Pink Himalayan sea salt, black lava Hawaiian sea salt, kosher salt, coarse sea salt, and rock salt are all good Hawaiian sea salt substitutes.
Hawaiian sea salt is often used as a finishing spice or a rub for meats or fish. Since it enhances both bitter and sweet flavors, sprinkling Hawaiian sea salt on chocolate is also popular.
Types of Hawaiian Sea Salt Substitutions
Hawaiian sea salt is distinctive for its bright color, its containment of 80 minerals, and its coarse, hard texture. Depending on which characteristic you’re targeting, here are some Hawaiian sea salt substitutions.
1. Pink Himalayan Sea Salt
Pink Himalayan sea salt comes from a mine in Pakistan. It receives its pink color due to trace amounts of iron oxide.
It has a close mineral content, similar color and texture, and is frequently used in rubs. This makes it an excellent substitution for Hawaiian sea salt.
According to NPR, pink Himalayan sea salt has been rising in popularity. Like other common spice substitutions, this makes it widely accessible and easy to stock in your kitchen.

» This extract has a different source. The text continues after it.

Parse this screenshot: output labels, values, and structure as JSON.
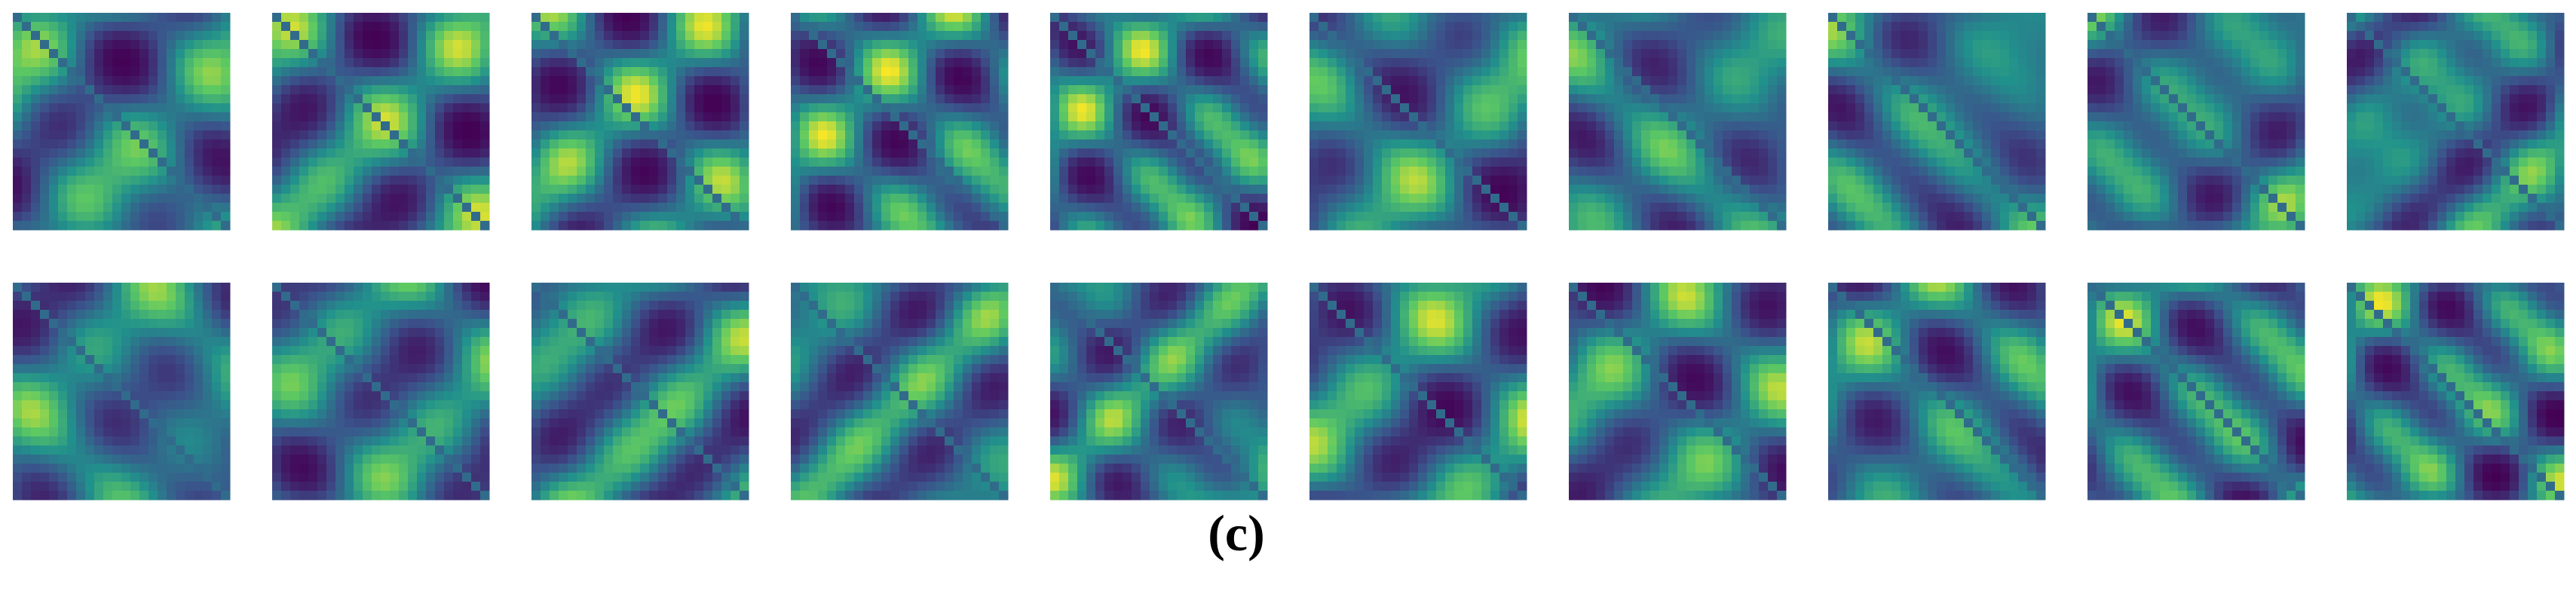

2. Black Lava Hawaiian Sea Salt
Black Hawaiian sea salt is also found in volcanic lava beds in Hawaii. However, instead of clay, it’s infused with lava rock and activated charcoal.
It has a similar texture to Hawaiian sea salt. However, it has a slightly more ocean taste as opposed to the clay flavor of Hawaiian sea salt. It is excellent as a finishing spice, especially on meats and vegetables.
In addition to the flavor, it also boasts detoxifying health benefits from the charcoal.
3. Kosher Salt
Kosher salt is a common household ingredient, which makes it an ideal Hawaiian sea salt substitution. While it lacks the flavor and health benefits of the previous two substitutions, it does remain true to the texture. The larger grains make it ideal for rubs and finishing, similar to the Hawaiian sea salt.
4. Coarse Sea Salt
Sea salt is made by allowing saltwater to evaporate into salt crystals. This process gives it a similar flavor to the Hawaiian sea salt.
If you choose coarse sea salt, you will also get a similar texture to the Hawaiian sea salt. Being able to use it in rubs and as a finishing spice, makes it a close substitution for Hawaiian sea salt.
Coarse sea salt is also fairly easy to purchase and can be found at most grocery stores.
5. Rock Salt
Similar to Himalayan sea salt, rock salt is also mined from salt range mountains. Like Hawaiian sea salt, it’s coarse and contains minerals making it an ideal substitution.
Hawaiian sea salt, though an uncommon ingredient in many homes, can be substituted for a variety of salts. This includes two of the most common types of salt stocked in kitchens, Kosher salt and sea salt.